Bitcoin slumped to its lowest this year, tumbling as much as 10 percent to reach $4,300 and taking losses in the world’s best-known digital coin to 25 percent within a week.
Other smaller coins skidded sharply as a broader cryptocurrency sell-off, said by traders and market makers to be rooted in heavy selling at leveraged Asian exchanges, gathered steam.
Bitcoin had been relatively stable for a few months suggesting that it might be of use. But now it has sunk as far as $4,327, its lowest since October 2017. By mid-afternoon yesterday, it was trading around $4,750 on the Bitstamp exchange.
Ripple's XRP XRP=BTSP and Ethereum's ether ETH=BTSP, the second and third-largest coins, fell as much as 14 and 16 percent respectively before clawing back losses in US trading hours.
To be fair Tuesday’s falls coincided with broader drops in financial markets.

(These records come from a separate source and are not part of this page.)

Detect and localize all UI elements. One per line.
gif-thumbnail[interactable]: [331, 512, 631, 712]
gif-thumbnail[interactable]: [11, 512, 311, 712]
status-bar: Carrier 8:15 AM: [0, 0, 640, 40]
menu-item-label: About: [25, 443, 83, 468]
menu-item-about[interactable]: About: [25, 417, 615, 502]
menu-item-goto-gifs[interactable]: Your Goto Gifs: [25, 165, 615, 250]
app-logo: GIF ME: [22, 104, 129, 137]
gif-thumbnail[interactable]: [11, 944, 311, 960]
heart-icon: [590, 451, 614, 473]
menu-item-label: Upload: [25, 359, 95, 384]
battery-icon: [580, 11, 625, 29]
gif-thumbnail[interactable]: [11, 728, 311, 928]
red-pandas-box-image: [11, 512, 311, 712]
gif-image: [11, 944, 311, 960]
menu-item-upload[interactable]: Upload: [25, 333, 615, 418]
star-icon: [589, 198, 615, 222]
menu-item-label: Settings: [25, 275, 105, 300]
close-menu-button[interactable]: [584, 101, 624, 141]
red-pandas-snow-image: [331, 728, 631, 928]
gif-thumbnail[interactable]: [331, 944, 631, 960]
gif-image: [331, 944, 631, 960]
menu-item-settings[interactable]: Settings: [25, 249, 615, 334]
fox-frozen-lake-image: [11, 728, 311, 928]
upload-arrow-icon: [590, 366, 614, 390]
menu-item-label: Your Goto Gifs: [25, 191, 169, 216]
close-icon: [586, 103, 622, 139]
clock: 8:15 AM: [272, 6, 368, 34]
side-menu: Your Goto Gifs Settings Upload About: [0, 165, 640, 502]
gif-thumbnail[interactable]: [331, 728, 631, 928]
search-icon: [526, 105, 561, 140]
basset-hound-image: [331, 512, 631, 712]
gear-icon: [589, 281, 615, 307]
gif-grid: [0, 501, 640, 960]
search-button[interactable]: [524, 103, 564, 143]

European shares fell as poor retail results, and weakness in Apple dragged down Wall Street.
But Bitcoin has plummeted over 75 percent this year from a peak of $20,000 touched in December as retail investors piled into one of the biggest bubbles in history.
Traders and market makers blamed bitcoin’s slide on heavy selling at leveraged exchanges in Asia such as Hong Kong-based OKEx and Bitmex. Few exchanges in the West lend bitcoin to traders, making the Asian venues popular with speculators.